A simulation-based evaluation system for real2sim approaches

A high-level system diagram is shown below: system_overview_diagram

Installation

This repo uses Poetry for dependency management. To setup this project, first install Poetry and, make sure to have Python3.10 installed on your system.

Then, configure poetry to setup a virtual environment that uses Python 3.10:

poetry env use python3.10

Next, install all the required dependencies to the virtual environment with the following command:

poetry install -vvv

(the -vvv flag adds verbose output).

For local Drake and manipulation installations, insert the following at the end of the .venv/bin/activate and .venv/bin/activate.nu files, modifying the paths and python version as required:

export PYTHONPATH=~/drake-build/install/lib/python3.10/site-packages:${PYTHONPATH}
export PYTHONPATH=~/manipulation:${PYTHONPATH}

Activate the environment:

poetry shell

Install git-lfs:

git-lfs install
git-lfs pull

Optionally install the learning_real2sim repo in development mode based on the instructions in its README. Note that this repo is only needed for a small subset of experiments.

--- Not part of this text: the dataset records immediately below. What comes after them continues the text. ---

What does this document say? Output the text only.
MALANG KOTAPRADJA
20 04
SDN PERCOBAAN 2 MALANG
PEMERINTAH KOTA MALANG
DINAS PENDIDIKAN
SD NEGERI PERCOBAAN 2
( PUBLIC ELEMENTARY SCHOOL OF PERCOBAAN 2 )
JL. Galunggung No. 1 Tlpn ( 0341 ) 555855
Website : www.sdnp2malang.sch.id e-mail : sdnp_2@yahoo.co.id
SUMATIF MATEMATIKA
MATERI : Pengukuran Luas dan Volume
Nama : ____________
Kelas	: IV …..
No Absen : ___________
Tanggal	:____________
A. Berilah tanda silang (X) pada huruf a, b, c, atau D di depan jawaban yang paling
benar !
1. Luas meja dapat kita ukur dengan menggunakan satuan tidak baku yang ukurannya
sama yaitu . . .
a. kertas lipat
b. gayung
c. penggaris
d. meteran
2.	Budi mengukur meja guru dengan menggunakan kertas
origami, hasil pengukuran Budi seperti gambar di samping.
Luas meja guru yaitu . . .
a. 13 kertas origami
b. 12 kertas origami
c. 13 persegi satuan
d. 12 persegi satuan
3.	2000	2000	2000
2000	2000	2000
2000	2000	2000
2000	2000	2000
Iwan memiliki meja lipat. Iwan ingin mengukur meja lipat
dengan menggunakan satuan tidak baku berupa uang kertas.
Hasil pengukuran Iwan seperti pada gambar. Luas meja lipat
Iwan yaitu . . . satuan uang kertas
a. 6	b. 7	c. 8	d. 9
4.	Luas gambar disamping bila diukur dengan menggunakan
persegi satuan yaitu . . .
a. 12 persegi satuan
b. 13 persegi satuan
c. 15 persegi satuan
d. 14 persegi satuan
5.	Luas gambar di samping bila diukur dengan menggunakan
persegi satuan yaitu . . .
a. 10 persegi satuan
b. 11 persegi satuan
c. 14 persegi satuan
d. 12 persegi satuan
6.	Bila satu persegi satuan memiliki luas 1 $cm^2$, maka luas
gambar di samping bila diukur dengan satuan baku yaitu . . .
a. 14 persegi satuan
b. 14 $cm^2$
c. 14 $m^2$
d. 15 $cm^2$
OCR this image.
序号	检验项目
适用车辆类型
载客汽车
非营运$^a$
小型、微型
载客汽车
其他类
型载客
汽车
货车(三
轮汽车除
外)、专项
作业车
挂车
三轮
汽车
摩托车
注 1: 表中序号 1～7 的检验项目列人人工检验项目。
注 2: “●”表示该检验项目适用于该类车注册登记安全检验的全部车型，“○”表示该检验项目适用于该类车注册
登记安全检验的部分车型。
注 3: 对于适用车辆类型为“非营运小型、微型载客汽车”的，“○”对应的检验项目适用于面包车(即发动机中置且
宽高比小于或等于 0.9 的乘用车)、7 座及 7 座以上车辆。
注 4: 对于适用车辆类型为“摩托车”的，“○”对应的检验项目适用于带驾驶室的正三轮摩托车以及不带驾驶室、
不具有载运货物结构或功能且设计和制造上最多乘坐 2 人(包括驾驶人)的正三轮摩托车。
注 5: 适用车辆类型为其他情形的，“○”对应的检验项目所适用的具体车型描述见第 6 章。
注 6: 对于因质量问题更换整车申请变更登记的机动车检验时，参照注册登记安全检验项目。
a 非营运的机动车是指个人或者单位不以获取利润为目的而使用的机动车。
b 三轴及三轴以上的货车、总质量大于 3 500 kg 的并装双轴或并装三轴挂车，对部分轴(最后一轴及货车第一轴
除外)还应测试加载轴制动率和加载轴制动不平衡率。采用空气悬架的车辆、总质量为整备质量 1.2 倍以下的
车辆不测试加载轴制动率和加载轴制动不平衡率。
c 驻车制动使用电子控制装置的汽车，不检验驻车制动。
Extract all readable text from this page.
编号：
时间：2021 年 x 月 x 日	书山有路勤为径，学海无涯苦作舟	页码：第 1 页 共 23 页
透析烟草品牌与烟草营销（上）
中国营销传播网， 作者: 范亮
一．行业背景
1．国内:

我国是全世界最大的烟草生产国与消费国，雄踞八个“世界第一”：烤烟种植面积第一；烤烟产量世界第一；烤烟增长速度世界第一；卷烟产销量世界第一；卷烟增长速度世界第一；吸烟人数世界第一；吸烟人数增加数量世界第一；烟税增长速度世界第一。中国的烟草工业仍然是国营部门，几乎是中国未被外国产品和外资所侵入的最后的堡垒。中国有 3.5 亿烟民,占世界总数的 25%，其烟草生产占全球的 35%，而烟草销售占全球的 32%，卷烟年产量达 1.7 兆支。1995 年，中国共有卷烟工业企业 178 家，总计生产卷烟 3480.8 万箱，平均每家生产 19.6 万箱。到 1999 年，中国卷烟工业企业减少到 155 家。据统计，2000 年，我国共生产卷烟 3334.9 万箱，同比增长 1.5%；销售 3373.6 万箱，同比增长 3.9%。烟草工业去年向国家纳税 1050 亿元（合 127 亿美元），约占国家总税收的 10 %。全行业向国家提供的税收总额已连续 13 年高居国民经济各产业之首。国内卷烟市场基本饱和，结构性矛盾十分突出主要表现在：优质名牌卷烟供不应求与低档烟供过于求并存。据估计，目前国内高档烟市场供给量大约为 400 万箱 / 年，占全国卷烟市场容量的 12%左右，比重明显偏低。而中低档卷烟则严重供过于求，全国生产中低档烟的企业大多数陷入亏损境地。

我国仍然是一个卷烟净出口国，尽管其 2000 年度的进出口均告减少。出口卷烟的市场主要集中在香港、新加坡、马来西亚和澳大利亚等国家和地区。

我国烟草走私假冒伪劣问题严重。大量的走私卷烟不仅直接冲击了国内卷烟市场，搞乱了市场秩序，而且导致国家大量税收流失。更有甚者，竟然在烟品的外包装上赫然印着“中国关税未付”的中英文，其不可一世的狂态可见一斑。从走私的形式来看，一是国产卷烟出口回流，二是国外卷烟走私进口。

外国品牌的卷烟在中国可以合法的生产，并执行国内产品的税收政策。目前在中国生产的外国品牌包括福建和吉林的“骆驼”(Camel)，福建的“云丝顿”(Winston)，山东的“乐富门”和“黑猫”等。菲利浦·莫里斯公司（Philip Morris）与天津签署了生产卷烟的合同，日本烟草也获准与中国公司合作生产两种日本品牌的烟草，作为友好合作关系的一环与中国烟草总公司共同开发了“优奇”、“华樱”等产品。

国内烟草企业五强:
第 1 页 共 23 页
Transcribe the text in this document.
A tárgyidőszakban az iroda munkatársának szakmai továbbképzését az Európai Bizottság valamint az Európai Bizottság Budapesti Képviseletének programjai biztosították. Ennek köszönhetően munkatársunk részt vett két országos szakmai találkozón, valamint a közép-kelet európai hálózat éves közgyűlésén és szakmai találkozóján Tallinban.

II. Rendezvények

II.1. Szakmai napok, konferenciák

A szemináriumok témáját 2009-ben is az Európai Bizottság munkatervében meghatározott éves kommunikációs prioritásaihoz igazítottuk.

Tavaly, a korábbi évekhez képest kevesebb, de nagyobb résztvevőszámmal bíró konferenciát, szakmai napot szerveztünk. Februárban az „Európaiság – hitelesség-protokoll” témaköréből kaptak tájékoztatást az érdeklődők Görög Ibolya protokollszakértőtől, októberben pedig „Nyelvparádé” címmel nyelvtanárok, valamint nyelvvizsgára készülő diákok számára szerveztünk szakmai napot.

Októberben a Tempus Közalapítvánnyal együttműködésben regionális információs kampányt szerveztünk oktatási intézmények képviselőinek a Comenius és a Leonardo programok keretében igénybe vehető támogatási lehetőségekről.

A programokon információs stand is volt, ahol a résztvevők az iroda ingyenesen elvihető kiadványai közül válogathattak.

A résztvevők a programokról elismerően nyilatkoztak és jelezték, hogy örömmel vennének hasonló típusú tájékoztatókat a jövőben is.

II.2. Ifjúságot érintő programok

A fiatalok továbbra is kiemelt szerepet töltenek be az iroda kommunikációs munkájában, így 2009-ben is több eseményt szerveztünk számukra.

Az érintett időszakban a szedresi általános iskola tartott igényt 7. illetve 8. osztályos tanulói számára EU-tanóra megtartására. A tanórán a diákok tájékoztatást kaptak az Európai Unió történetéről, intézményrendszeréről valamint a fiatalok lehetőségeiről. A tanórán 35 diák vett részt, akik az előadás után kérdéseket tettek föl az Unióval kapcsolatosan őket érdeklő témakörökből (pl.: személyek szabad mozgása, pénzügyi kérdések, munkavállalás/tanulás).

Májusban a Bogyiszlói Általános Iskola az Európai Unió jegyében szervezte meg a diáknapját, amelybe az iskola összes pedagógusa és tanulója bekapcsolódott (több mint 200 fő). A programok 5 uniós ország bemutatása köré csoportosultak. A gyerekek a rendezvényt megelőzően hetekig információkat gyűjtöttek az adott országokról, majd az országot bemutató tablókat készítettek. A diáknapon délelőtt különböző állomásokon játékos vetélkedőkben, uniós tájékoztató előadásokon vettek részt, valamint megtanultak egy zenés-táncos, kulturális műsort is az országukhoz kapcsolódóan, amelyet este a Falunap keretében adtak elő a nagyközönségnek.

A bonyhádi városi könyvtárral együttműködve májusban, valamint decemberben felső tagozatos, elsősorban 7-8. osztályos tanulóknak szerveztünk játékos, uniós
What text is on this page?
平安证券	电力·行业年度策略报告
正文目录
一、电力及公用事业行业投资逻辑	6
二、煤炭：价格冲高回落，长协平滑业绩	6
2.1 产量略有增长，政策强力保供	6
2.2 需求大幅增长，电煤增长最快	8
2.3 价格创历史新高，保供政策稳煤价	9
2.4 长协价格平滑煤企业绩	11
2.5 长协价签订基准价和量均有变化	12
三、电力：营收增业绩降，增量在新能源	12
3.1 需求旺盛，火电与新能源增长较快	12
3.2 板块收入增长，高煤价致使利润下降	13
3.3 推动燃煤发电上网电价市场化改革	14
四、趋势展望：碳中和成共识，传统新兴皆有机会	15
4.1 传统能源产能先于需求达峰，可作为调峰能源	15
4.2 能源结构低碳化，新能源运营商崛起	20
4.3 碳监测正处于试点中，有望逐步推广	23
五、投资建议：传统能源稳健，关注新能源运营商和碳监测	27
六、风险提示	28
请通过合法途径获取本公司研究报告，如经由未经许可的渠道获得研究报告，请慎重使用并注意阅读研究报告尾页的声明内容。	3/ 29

Requirements for using mesh decomposition

  1. Install pointnet-pytorch.
  2. Install v-hacd in trimesh by running the script.

Requirement for compliant meshes

Install fTetWild and move the executable FloatTetwild_bin to a bin directory.

Experiment Types

This repo provides two different experiment types. The first one is the sim2sim pipeline experiment as shown in the system overview diagram. The second one is for comparing two different sim2sim pipelines by running one of them as the 'outer' and one of them as the 'inner'. The main difference here is that the sim2sim pipeline is duplicated and one of them is run instead of the hand-crafted 'outer'/ real-world manipuland. This is particularly useful for evaluating how two different sim2sim pipelines differ from each other (e.g. by using the contact force visualizer).

The sim2sim pipeline comparison experiment type is shown in the image below: pipeline_comparison_diagram

Experiment description files

An experiment description file deterministically specifies an experiment. New experiments can easily be constructed by mixing components and their parameters in an experiment description file.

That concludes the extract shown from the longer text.